Despite my wife being one, I’ve given designers get a lot of stick over the years.
Of course not all designers are pretentious tossers who make planners look down-to-earth, there are those who are brilliant problem solvers … like the guys [whoever they are] behind the new SONOS corporate identity.
On first glance, it’s nothing special … but the moment you scroll the logo up or down, it suddenly looks like sound is pulsating out of it.
Go on, try it.
How brilliant is that eh?
I’ll tell you how brilliant it is … it’s sheer, utter, simple brilliance.
Of course there are many audio companies who have incorporated music/sound cues within their corporate identity – lets face it, it’s a pretty obvious thing to do – but as far as I know, none have done it in such a clever way.
Whoever was behind this really thought about the challenge.
You can tell they really sweated over the solution as opposed to just heading towards the obvious or the easy.
Maybe their starting point was reframing the challenge.
Maybe it was something like this: how do we make a static logo produce sound?
The reason I say that is because when you phrase objectives that way, it forces you to be creative in your response.
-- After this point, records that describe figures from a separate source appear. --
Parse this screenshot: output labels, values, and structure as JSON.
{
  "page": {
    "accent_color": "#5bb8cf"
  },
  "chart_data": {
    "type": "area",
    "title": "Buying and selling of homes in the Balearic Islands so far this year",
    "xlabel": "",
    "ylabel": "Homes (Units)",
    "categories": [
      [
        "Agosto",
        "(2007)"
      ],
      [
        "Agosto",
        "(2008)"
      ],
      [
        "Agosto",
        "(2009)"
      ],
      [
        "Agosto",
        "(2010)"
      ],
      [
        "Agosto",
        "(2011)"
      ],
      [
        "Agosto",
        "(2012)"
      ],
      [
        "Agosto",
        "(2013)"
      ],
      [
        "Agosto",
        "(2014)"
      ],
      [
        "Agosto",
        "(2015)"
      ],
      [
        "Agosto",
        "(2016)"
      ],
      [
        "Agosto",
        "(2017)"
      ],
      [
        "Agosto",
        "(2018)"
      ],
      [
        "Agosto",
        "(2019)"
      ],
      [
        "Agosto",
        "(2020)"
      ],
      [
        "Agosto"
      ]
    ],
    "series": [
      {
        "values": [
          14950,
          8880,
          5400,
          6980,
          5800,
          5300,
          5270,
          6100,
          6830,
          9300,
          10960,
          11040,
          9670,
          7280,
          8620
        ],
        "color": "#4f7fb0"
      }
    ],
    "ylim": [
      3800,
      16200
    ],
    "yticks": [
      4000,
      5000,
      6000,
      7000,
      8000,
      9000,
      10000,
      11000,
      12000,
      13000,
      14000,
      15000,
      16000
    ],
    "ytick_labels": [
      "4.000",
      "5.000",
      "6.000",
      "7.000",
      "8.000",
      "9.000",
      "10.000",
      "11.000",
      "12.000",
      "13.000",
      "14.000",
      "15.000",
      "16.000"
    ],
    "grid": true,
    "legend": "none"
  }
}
And when I say that, what I really mean is it forces you to be creative in your thinking.
I’ve always been a big believer that obstacles make you more creative.
Maybe that’s why I love working in China, because apart from the cultural barriers, there’s the fact the government are very strict on what can/can’t be said so you always have to try and think one step ahead.
Barriers liberate creativity. Too few people understand that … but they do.
The bigger the barrier, the bigger the potential for glory.
The fact is problems make you smarter … they improve your skills and hone your talent and if you don’t believe me, take another look at that SONOS identity because the people behind it managed to overcome the rather major obstacle of turning a static, silent medium into one that produces sound.